Desolador y fantasmal es el Nueva York por el que camina Chris en Permanent Vacation; o en el que habitan Willie y Eddie en Extraños en el paraíso, espacios a su vez muy cercanos a las zonas prósperas de Manhattan, como los suburbios en los que habita Ghost Dog, pero así será el resto del territorio norteamericano que recorre la pareja de amigos en busca de la prima húngara, que vive en casa de una tía en Cleveland, un paisaje transfigurado por las siluetas de edificios industriales, semioculto por las humaredas, cubierto por la nieve y sin apenas un ápice de vida; o las playas de Florida, en el último episodio del film, de nuevo un paraje triste, gris y despoblado a pesar de que este capítulo lleva el epígrafe de «Paradise».
La sórdida atmósfera de Nueva Orleans al comienzo de Bajo el peso de la ley, un mundo de juego, prostitución y crimen.
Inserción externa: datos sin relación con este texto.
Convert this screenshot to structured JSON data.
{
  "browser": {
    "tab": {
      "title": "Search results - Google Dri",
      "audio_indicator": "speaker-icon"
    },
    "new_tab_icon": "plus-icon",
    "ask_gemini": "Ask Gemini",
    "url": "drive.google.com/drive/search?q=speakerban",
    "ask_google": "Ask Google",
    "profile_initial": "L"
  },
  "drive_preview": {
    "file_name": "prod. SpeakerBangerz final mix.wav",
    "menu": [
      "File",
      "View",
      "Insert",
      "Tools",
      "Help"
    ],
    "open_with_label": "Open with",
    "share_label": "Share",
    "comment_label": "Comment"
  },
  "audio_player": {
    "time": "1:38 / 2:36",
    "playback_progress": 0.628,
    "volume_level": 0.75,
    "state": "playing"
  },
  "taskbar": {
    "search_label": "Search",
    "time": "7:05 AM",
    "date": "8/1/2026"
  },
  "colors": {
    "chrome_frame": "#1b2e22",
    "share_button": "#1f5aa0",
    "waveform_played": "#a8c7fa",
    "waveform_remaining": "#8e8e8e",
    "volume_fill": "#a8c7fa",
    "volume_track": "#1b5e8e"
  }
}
Así son también las calles de Nueva Orleans que ofrecen los largos travellings iniciales de Bajo el peso de la ley, desde un cementerio solitario a las semidesiertas callejuelas donde a veces hay una redada policial. Sin embargo serán las únicas secuencias de la ciudad a plena luz del día, porque a partir de ahí Jarmusch solo mostrará sus ambientes nocturnos, con lo que parece confirmarse la frase que le espeta Bobbie (Billie Neal), la joven prostituta negra que se halla tendida en la cama de la habitación de Jack:
Mi mamá solía decir que Estados Unidos es como un gran crisol [juego de palabras con el término melting pot, que suele utilizarse para definir a los estadounidenses como el resultado de una enorme mezcolanza de razas y culturas], porque si lo pones a hervir, decía, toda la escoria sube a la superficie.
De noche es cuando surge ese submundo, cuando cobra vida, y cuando son detenidos los tres protagonistas.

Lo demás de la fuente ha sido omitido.